Bitcoin hacks and thefts have exploded since bitcoin’s epic 2017 bull run saw the price balloon to around $20,000.
The bitcoin price has fallen by more than half since its late-2017 all-time high but bitcoin users remain a popular target for hackers.
Now, researchers have warned “millions” of bitcoin users might have been exposed by a newly discovered vulnerability in a number of popular bitcoin wallets.
Bitcoin transactions across three major bitcoin wallets were vulnerable to what some might call a double-spending attack, researchers at Tel Aviv-based bitcoin and crypto company ZenGo have revealed, adding other wallets beyond the nine they tested could be compromised.
The bitcoin wallets known to be affected—Ledger Live, Edge and BRD—have been updated in an effort to prevent the attack after their developers were alerted by ZenGo.

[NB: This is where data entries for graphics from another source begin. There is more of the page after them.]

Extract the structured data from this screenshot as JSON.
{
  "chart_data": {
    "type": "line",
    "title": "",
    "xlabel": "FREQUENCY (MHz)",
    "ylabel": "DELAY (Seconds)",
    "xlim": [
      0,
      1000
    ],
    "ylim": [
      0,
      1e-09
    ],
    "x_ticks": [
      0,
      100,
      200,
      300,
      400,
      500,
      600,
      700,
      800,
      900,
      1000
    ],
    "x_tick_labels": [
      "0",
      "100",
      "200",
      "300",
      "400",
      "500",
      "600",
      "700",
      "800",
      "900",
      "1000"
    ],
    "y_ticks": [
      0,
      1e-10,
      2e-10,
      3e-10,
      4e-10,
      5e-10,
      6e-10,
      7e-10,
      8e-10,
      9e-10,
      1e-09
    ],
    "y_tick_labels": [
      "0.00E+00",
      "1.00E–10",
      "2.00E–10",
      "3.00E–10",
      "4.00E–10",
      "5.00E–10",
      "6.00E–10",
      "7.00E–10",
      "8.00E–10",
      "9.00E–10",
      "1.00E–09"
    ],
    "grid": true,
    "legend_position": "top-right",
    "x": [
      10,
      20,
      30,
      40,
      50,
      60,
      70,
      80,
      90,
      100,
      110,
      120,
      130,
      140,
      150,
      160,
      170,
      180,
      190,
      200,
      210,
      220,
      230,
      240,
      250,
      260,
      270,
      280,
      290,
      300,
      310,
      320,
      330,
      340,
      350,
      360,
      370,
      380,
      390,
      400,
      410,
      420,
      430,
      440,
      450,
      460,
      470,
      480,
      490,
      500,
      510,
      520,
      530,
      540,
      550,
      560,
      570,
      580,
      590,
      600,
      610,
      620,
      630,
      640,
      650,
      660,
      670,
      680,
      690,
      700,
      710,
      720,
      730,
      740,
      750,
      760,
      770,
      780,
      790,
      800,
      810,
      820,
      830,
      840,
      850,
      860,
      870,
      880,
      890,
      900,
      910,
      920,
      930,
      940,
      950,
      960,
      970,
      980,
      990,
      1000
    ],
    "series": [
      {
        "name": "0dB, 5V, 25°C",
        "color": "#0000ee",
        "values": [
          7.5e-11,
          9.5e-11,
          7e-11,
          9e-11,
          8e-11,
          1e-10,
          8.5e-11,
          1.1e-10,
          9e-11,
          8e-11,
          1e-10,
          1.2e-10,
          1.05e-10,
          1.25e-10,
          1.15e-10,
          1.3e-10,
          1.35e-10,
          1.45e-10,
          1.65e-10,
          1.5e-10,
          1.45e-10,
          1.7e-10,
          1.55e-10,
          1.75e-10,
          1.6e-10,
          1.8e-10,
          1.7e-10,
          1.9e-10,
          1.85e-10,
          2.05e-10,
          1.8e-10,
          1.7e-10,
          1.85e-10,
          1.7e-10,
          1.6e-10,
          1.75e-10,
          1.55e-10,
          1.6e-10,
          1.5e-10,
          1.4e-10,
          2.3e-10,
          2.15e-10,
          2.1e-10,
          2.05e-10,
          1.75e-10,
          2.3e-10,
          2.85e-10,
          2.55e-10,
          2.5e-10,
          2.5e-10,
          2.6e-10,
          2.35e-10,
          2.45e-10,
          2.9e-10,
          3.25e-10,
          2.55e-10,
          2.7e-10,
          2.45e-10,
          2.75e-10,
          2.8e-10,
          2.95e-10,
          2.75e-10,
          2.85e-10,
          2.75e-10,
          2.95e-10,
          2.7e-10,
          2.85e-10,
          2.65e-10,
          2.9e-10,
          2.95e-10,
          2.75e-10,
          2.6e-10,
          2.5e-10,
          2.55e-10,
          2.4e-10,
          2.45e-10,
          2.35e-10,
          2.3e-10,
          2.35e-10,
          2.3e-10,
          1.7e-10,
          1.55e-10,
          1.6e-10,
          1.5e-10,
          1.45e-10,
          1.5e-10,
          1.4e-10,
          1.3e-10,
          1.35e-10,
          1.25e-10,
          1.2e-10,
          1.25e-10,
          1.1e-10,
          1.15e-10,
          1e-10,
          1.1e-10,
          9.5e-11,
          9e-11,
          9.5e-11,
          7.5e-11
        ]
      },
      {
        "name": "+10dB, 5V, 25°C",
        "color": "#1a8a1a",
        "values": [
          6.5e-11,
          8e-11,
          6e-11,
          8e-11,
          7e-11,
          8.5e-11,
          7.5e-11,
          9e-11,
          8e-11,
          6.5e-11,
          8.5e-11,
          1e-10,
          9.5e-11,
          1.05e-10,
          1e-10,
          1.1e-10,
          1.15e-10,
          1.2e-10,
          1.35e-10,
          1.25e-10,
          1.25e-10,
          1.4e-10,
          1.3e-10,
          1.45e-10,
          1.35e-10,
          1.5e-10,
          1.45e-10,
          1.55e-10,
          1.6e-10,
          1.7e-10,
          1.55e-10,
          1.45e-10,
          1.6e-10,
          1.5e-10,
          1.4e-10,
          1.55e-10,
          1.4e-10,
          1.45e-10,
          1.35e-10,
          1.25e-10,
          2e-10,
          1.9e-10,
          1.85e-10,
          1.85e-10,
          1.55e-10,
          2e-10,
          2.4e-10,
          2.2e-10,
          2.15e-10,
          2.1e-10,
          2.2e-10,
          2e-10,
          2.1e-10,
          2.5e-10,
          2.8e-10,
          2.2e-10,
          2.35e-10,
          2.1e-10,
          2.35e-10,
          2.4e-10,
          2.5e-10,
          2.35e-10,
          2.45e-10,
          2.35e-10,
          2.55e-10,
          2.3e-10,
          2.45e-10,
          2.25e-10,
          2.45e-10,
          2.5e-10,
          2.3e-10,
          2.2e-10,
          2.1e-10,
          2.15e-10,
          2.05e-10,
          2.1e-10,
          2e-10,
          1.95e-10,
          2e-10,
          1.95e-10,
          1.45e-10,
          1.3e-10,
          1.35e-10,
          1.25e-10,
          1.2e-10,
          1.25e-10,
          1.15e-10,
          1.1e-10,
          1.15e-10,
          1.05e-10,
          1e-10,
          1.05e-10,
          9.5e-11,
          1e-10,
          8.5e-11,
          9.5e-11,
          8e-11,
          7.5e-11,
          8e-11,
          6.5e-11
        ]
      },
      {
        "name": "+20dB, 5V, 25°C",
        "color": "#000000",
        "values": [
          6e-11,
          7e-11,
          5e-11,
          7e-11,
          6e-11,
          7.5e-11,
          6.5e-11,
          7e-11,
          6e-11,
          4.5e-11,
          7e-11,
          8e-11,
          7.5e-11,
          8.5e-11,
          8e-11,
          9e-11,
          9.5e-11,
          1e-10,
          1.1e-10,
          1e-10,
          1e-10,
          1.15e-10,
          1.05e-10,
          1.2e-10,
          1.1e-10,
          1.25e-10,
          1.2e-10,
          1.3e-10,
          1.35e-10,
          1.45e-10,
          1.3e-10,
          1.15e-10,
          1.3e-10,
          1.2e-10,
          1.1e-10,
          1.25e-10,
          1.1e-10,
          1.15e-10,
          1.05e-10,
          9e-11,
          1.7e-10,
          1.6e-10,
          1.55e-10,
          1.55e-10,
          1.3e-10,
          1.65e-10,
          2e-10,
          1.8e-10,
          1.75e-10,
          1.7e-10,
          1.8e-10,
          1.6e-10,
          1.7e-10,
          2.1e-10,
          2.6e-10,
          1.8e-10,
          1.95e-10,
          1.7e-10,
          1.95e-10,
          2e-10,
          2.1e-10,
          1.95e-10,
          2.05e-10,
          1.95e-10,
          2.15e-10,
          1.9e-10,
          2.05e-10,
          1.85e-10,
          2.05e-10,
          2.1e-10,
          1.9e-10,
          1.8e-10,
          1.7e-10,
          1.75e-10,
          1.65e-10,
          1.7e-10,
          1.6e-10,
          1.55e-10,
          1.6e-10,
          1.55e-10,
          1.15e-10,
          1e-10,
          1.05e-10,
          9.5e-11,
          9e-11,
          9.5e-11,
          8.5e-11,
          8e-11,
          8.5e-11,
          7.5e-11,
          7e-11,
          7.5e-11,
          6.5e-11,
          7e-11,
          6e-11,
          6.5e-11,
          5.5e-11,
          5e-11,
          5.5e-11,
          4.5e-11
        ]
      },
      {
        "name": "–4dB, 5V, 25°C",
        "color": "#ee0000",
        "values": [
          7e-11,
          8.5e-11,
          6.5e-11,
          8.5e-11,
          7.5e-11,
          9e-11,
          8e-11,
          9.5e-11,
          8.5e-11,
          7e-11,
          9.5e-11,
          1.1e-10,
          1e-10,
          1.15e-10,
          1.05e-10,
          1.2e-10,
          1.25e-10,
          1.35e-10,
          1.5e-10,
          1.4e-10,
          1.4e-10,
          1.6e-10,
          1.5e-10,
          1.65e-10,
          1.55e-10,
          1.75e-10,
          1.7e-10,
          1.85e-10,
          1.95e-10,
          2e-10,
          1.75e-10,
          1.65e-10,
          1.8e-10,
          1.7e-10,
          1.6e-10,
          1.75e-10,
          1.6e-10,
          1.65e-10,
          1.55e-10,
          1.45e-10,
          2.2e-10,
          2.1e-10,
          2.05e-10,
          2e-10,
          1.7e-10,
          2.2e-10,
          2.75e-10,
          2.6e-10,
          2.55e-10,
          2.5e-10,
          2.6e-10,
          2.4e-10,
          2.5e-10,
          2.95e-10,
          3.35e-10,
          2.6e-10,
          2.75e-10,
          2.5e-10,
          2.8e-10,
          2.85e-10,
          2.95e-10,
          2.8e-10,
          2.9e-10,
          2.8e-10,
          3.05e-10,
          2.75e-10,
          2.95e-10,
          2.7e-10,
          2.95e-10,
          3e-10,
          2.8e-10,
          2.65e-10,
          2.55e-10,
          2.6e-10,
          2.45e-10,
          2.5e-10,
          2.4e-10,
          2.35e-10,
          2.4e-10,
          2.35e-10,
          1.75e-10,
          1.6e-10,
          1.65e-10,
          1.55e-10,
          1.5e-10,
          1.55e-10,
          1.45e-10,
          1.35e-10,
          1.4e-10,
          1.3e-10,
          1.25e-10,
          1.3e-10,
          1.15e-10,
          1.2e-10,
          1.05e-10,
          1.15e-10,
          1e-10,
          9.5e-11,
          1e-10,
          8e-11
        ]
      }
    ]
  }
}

The vulnerability, named BigSpender, allows the attacker to make the wallet holder believe a payment has been received while in fact it has been replaced by the sender. The exploit could prevent the wallet’s owner from accessing its funds, though not everyone agrees on the nature of the vulnerability.
“The core issue at the heart of the BigSpender vulnerability is that vulnerable wallets are not prepared for the option that a transaction might be canceled and implicitly assume it will get confirmed eventually,” ZenGo’s senior software engineer, Oded Leiba, wrote in a blog post revealing the weakness.
“This negligence has many faces. First and foremost, a user’s balance is increased on an incoming transaction while unconfirmed and is not decreased if the transaction is double-spent and thus effectively canceled.”
Ledger and BRD have questioned the language used by ZenGo researchers.
“There is no actual double spend being performed,” the Ledger security team said via email. “The user funds stay safe. Nevertheless, the display of received transactions could be misleading.”
The bitcoin wallets that were found to be susceptible to the attack are some of the most widely used—something ZenGo researchers said highlights the bug’s seriousness.
“Potentially several millions of users were exposed before the fix based on the user base of Ledger and BRD public numbers,” ZenGo’s chief executive Ouriel Ohayon said via email. BRD recently passed the 5 million user mark, its chief technology officer told bitcoin and crypto news outlet Coindesk.
While the bitcoin wallet developers dispute the exploit’s risk, Ohayon insists the threat could actually be worse than is known.
“It does not mean that there are no other issues or that other wallets are not exposed to the BigSpender attack,” Ohayon said, adding other wallets ZenGo researchers tested, including its own, were not vulnerable to the attack.
“Considering that this could result in the impossibility to spend your funds and the fact that this could be done at scale, this [exploit] can be considered serious.”
“Hacks are constant. Security is an on-going battle fought by the industry and one that cannot be won by a single player or a single product, let alone a version update. To allow mass adoption it is critical that wallets invest as much effort in research and security and they do in product development and services.”